Talvez esses números possam justificar porque a maioria das pessoas fazia suas escolhas profissionais e afetivas na juventude, e com elas permaneciam até a velhice. A velhice chegava rápido, era o tempo de engrenar na profissão, casar (ou não), ter filhos, vê-los crescerem e terem seus próprios filhos, e morrer. Mudanças significativas no meio do caminho pareciam ousadas, e, via de regra, só aconteciam perante o imprevisto. Era comum as mulheres fecharem os olhos para as traições do marido e ficarem casadas até que a morte os separasse. Também era comum homens insatisfeitos com suas escolhas profissionais e mesmo assim, aposentarem-se na mesma empresa em que começaram a trabalhar.

Felizmente vivemos em outros tempos, demoramos para envelhecer, e não apenas porque vivemos mais, mas principalmente porque vivemos diferente. Mesmo assim precisamos tomar muito cuidado para não repetirmos o comportamento dos nossos antepassados, e não nos acomodarmos porque já estamos nos 50. Ainda vejo, tanto no consultório quanto na vida, mulheres insatisfeitas com suas escolhas pregressas e que sentem-se “velhas” demais para mudar, e tenho que tomar esse cuidado comigo também, afinal já aprendemos a pilotar esse modo de viver, e já nos acostumamos com ele.

Nada melhor do que este momento de experiências acumuladas para revisar a própria vida, e buscar novas aspirações para que nosso coração bata com entusiasmo através dos muitos anos que vislumbramos à frente. Somos mulheres inteiras, trazemos em nós vasta bagagem de conhecimentos, percepções, emoções e aprendizados que foram conquistados ao longo desta jornada. Trazemos também coragem e determinação por tudo que superamos, resiliência pelos fracassos e frustrações, e sonhos pela menina que habita em cada uma de nós.

Fizemos escolhas, vivemos, mas quantas delas ainda valem, e quantas já perderam o prazo de validade? Toda experiência valeu a pena, nada é desperdiçado no Universo, nada é jogado fora se tivermos a sabedoria de transformar nossas vivências em experiências de crescimento e aprendizado. Mas está na hora de revisar e escolher tudo de novo. Certamente algumas escolhas seguem as mesmas, e ótimo se não caducaram… mas outras talvez precisem ser abandonadas, dadas por encerrado, não porque desistimos, mas porque não têm mais significado.

Manter-se jovem apesar da idade é resultado de cuidados com o corpo, a mente e o espírito.

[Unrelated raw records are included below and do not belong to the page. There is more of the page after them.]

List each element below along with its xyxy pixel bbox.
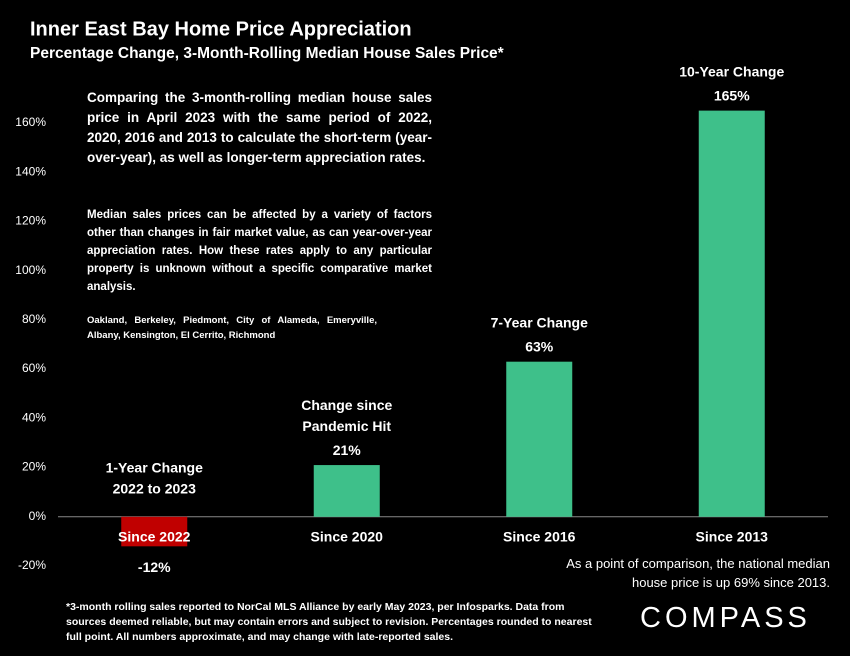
value-label: -12%: [138, 559, 171, 575]
value-label: 165%: [714, 87, 750, 103]
y-tick-label: 100%: [15, 263, 46, 277]
chart-title: Inner East Bay Home Price Appreciation: [30, 18, 412, 40]
caveat: Median sales prices can be affected by a…: [87, 209, 432, 293]
bar-note: 1-Year Change: [106, 459, 203, 475]
y-tick-label: 60%: [22, 361, 46, 375]
y-tick-label: 120%: [15, 214, 46, 228]
bar: [698, 110, 765, 517]
bar-note: Pandemic Hit: [302, 418, 391, 434]
bar-note: Change since: [301, 397, 392, 413]
bar: [506, 361, 573, 517]
value-label: 21%: [333, 442, 362, 458]
bar: [121, 516, 188, 547]
bar-note: 10-Year Change: [679, 63, 784, 79]
value-label: 63%: [525, 338, 554, 354]
y-tick-label: -20%: [18, 558, 46, 572]
y-tick-label: 40%: [22, 410, 46, 424]
logo: COMPASS: [640, 602, 811, 634]
footnote: *3-month rolling sales reported to NorCa…: [66, 601, 592, 643]
bar-note: 7-Year Change: [491, 314, 588, 330]
y-tick-label: 20%: [22, 460, 46, 474]
x-tick-label: Since 2022: [118, 529, 191, 545]
y-tick-label: 80%: [22, 312, 46, 326]
x-tick-label: Since 2013: [696, 529, 769, 545]
y-tick-label: 140%: [15, 164, 46, 178]
chart-subtitle: Percentage Change, 3-Month-Rolling Media…: [30, 45, 505, 62]
cities: Oakland, Berkeley, Piedmont, City of Ala…: [87, 315, 377, 341]
x-tick-label: Since 2020: [311, 529, 384, 545]
x-tick-label: Since 2016: [503, 529, 576, 545]
comparison-note: As a point of comparison, the national m…: [566, 556, 830, 590]
y-tick-label: 0%: [29, 509, 47, 523]
bar-note: 2022 to 2023: [113, 480, 196, 496]
bar: [313, 465, 380, 517]
description: Comparing the 3-month-rolling median hou…: [87, 90, 432, 165]
y-tick-label: 160%: [15, 115, 46, 129]
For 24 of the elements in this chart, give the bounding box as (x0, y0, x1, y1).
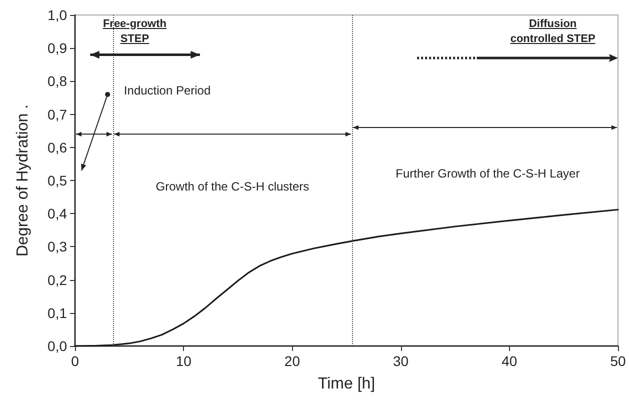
y-tick-label: 0,8 (48, 73, 68, 90)
y-tick-label: 0,2 (48, 272, 68, 288)
x-tick-label: 10 (176, 353, 192, 369)
annotation: Free-growth STEP (102, 16, 166, 47)
x-tick-label: 40 (502, 353, 518, 369)
y-tick-label: 0,6 (48, 139, 68, 156)
x-tick-label: 20 (284, 353, 300, 369)
x-tick-label: 50 (610, 353, 626, 369)
annotation: Further Growth of the C-S-H Layer (396, 166, 580, 182)
y-tick-label: 0,5 (48, 172, 68, 188)
y-tick-label: 0,0 (48, 338, 68, 354)
y-tick-label: 0,7 (48, 106, 68, 122)
y-tick-label: 0,4 (48, 206, 68, 222)
y-tick-label: 0,1 (48, 304, 68, 321)
y-tick-label: 0,9 (48, 40, 68, 56)
y-tick-label: 0,3 (48, 238, 68, 255)
annotation: Induction Period (124, 84, 211, 99)
y-axis-title: Degree of Hydration . (14, 104, 32, 257)
x-tick-label: 0 (71, 353, 80, 369)
x-axis-title: Time [h] (318, 376, 376, 392)
y-tick-label: 1,0 (48, 7, 68, 23)
annotation: Diffusion controlled STEP (510, 16, 596, 47)
x-tick-label: 30 (393, 353, 409, 369)
annotation: Growth of the C-S-H clusters (156, 180, 310, 195)
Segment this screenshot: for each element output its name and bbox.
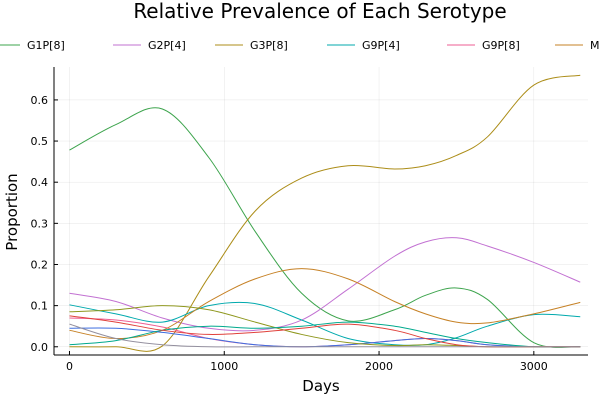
x-axis-title: Days [302, 377, 340, 395]
tick-labels: 0 1000 2000 3000 0.0 0.1 0.2 0.3 0.4 0.5 0.6 [31, 94, 548, 373]
grid-lines [54, 67, 588, 355]
x-tick-label: 0 [66, 360, 73, 373]
legend-label: G9P[4] [362, 39, 400, 52]
legend-label: M [590, 39, 600, 52]
series-line-3 [69, 301, 581, 347]
x-tick-label: 1000 [210, 360, 238, 373]
y-tick-label: 0.1 [31, 300, 49, 313]
legend-label: G1P[8] [27, 39, 65, 52]
y-tick-label: 0.3 [31, 217, 49, 230]
series-line-0 [69, 107, 581, 348]
axes [53, 67, 588, 356]
y-tick-label: 0.0 [31, 341, 49, 354]
y-tick-label: 0.5 [31, 135, 49, 148]
y-tick-label: 0.2 [31, 258, 49, 271]
legend-label: G9P[8] [482, 39, 520, 52]
legend-label: G2P[4] [148, 39, 186, 52]
x-tick-label: 2000 [365, 360, 393, 373]
series-line-4 [69, 317, 581, 348]
legend: G1P[8] G2P[4] G3P[8] G9P[4] G9P[8] M [0, 39, 600, 52]
series-line-1 [69, 237, 581, 332]
series-line-2 [69, 74, 581, 352]
chart-title: Relative Prevalence of Each Serotype [133, 0, 506, 23]
series-layer [69, 74, 581, 352]
series-line-6 [69, 327, 581, 348]
x-tick-label: 3000 [520, 360, 548, 373]
y-tick-label: 0.6 [31, 94, 49, 107]
y-tick-label: 0.4 [31, 176, 49, 189]
y-axis-title: Proportion [3, 173, 21, 250]
legend-label: G3P[8] [250, 39, 288, 52]
series-line-10 [69, 323, 581, 348]
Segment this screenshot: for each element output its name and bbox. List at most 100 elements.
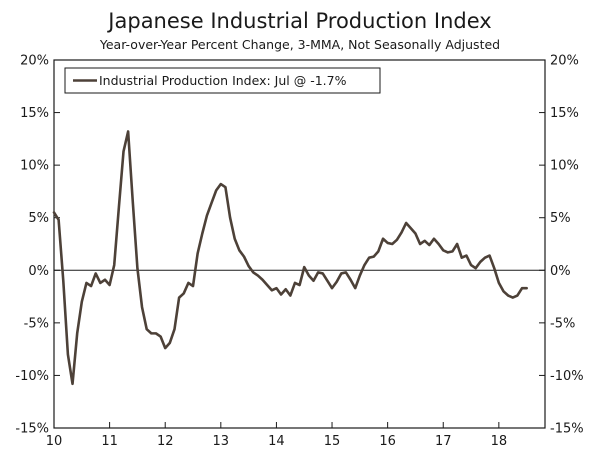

O sonho, como já escrevi em outra postagem, é o fio condutor da vida. Sonhar é reinventar-se, dar rumo novo e fresco aos passos que iremos fazer. É colorir o que já está em branco e preto, substituir pelo que tem apelo e sentido à nossa alma.

Autor: Ana Amorim

Psicóloga Clinica, Terapeuta, eterna curiosa e aprendiz de assuntos metafísicos. Escrevo todos os domingos sobre Comportamento.

Um pensamento em “Maturidade e mudanças”

  1. Lindo texto! A maturidade nos proporciona a possibilidade de escolha: de manter o status quo ou de mudar! É muito prazeroso escolher mudar e ter orgulho de suas escolhas!
    Não trocaria meus quase 52 pelos meus 30 por nada nesse mundo!